Salah satu cara untuk mendukung hal ini adalah dengan bergabung dalam inisiatif #FactsFirstPH, sebuah inisiatif anti-disinformasi unik yang terdiri dari kelompok masyarakat sipil, lembaga akademis, ruang berita media, yang antara lain menyanggah kebohongan online, memperkuat kebenaran dengan lebih cepat, meminta pertanggungjawaban pelaku, dan mendukung literasi. .

“Memeriksa fakta itu seperti bermain-main, apalagi kalau banyak kebohongan…. Jika Anda mengobarkan kemarahan dan kebencian, Anda akan menyebar lebih luas. Ketika Anda menginspirasi, itu juga memberikan penyebaran yang besar seperti yang kita pelajari di #FactsFirstPH,” kata Ressa.
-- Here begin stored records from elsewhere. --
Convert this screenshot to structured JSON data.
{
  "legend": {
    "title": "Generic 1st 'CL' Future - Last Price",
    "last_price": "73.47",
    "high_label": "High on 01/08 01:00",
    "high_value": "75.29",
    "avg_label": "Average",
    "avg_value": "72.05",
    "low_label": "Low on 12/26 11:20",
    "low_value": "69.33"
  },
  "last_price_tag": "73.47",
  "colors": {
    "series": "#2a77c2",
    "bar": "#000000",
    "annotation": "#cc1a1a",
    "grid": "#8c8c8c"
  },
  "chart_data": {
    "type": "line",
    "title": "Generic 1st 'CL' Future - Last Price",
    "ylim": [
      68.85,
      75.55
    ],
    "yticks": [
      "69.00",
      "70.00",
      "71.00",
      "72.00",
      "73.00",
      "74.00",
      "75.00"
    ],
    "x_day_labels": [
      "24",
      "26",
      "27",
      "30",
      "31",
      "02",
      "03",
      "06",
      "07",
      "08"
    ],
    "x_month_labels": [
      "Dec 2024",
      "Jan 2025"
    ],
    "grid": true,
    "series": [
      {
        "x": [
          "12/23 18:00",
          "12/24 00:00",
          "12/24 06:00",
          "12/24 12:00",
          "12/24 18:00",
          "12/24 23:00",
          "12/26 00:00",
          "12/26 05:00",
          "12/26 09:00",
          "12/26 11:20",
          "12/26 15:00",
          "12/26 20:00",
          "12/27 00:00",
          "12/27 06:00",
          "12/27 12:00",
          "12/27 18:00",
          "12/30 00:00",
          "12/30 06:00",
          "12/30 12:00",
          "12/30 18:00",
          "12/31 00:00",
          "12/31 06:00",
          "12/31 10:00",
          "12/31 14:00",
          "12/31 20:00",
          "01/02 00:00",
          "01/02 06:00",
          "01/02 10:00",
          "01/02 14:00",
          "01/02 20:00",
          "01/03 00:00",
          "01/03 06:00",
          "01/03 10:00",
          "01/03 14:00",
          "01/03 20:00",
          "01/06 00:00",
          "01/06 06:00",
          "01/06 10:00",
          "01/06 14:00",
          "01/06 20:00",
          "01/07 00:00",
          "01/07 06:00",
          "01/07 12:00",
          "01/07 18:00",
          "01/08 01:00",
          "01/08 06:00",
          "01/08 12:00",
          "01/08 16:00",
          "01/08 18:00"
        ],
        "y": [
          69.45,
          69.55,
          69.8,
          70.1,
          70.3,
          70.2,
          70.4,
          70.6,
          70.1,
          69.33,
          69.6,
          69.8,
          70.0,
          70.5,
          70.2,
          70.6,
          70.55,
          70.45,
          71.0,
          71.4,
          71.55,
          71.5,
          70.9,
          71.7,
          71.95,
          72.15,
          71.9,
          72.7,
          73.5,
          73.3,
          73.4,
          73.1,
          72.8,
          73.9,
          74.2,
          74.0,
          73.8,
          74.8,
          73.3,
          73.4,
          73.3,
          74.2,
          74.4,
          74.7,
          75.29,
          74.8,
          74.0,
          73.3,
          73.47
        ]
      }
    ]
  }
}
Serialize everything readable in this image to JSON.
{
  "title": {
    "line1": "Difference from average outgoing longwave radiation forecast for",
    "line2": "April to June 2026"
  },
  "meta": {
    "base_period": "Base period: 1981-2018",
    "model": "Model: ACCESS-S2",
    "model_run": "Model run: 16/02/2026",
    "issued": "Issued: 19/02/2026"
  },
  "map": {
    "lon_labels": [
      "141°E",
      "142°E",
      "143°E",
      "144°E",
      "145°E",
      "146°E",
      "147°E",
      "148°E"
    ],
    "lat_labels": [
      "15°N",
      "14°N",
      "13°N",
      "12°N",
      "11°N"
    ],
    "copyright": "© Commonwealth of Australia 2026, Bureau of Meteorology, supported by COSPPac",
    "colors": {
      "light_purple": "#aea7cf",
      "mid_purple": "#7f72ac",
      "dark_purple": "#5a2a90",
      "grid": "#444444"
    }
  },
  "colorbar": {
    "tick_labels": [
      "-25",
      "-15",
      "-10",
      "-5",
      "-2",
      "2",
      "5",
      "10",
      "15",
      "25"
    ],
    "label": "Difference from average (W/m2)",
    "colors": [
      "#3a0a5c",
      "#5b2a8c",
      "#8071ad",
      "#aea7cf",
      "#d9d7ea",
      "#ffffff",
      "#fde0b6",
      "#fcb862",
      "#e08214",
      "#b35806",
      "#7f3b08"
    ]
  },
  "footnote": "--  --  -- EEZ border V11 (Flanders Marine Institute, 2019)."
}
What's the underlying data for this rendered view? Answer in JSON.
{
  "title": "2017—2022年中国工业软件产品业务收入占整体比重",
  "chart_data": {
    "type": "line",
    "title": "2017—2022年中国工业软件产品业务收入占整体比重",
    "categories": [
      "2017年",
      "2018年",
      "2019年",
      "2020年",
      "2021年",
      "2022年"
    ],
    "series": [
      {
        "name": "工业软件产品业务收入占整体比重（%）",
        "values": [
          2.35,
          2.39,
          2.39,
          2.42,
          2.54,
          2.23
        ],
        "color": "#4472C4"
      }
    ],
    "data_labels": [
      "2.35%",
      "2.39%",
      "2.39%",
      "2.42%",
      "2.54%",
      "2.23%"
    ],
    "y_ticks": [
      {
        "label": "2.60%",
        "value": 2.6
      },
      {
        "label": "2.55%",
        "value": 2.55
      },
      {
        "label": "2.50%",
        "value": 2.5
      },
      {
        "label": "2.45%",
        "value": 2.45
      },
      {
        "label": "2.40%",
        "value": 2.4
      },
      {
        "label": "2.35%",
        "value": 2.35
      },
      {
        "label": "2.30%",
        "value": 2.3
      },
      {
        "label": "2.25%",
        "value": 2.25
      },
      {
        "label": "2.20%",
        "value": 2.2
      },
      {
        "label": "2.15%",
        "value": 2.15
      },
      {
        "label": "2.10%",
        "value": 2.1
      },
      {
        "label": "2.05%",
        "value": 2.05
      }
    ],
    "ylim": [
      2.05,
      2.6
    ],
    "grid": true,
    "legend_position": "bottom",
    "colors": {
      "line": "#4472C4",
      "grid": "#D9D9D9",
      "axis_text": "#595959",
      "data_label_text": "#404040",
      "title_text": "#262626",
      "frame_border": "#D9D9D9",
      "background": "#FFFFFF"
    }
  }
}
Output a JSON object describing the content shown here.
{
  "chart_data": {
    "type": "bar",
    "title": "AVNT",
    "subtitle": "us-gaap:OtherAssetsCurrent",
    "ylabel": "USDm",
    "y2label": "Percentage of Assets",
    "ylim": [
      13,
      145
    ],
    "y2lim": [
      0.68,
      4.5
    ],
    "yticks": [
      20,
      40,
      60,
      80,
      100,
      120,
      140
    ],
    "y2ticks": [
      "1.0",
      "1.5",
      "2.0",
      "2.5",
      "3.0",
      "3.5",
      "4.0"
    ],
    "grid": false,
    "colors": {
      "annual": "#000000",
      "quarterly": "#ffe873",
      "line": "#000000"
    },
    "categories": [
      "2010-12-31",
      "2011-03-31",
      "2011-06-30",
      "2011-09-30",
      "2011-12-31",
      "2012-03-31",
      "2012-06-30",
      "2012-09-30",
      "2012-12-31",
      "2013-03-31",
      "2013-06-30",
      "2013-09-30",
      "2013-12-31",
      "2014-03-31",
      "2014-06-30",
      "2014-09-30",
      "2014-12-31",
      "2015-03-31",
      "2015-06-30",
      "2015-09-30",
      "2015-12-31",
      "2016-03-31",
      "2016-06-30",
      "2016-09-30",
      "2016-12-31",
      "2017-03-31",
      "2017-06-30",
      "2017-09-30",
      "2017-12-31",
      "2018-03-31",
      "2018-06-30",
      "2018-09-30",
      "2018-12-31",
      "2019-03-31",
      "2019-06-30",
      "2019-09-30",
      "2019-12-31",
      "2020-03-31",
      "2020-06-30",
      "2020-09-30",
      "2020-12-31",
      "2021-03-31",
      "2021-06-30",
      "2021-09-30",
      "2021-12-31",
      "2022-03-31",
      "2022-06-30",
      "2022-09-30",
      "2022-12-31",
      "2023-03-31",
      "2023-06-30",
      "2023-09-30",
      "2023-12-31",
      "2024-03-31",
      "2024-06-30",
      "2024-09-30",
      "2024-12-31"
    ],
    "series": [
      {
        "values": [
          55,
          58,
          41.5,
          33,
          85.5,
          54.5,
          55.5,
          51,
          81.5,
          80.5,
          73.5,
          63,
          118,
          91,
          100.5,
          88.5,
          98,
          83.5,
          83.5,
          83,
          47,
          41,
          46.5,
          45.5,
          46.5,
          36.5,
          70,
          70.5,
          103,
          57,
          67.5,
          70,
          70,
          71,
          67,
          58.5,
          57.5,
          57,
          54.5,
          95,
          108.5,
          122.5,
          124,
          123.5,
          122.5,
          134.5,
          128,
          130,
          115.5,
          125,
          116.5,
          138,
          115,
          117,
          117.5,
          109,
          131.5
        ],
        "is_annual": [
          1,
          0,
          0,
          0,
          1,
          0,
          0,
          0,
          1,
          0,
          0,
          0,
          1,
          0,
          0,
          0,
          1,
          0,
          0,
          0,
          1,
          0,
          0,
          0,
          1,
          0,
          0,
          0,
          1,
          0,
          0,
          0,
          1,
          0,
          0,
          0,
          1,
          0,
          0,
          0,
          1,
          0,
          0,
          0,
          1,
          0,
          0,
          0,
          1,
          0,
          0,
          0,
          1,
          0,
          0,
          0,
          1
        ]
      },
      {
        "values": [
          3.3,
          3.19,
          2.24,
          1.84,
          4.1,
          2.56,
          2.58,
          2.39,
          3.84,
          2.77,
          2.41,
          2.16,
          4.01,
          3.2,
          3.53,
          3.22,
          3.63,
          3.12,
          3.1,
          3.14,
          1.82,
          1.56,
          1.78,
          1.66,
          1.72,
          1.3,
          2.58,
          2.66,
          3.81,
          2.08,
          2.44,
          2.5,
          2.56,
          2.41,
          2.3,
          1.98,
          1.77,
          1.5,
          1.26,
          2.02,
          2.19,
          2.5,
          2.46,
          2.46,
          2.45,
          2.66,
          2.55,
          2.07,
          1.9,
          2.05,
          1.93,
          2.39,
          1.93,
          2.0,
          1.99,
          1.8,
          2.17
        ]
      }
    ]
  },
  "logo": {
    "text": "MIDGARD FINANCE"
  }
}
“Perjuangan untuk kebenaran tidak terbatas pada posisi jurnalis dan perusahaan media. Penting untuk menyadari peran kita, untuk bekerja di komunitas. Kami lebih terhubung dan menjadi bagian dari gerakan, itulah mengapa ini penting,” tambah Mendoza.

Seri literasi media dan informasi yang terdiri dari lima bagian ini bertujuan untuk mempertemukan para guru, siswa, dan pemimpin di sektor masing-masing yang akan belajar – dan berbicara tentang – bagaimana menjadi kritis dan cerdas secara online. Hal ini diluncurkan atas inisiatif #FactsFirstPH, yang dilakukan oleh lembaga keterlibatan masyarakat Rappler, MovePH, bersama dengan 25 sekolah dan organisasi yang berpartisipasi di Filipina.

Peserta dapat mendaftar seri MIL secara gratis di sini.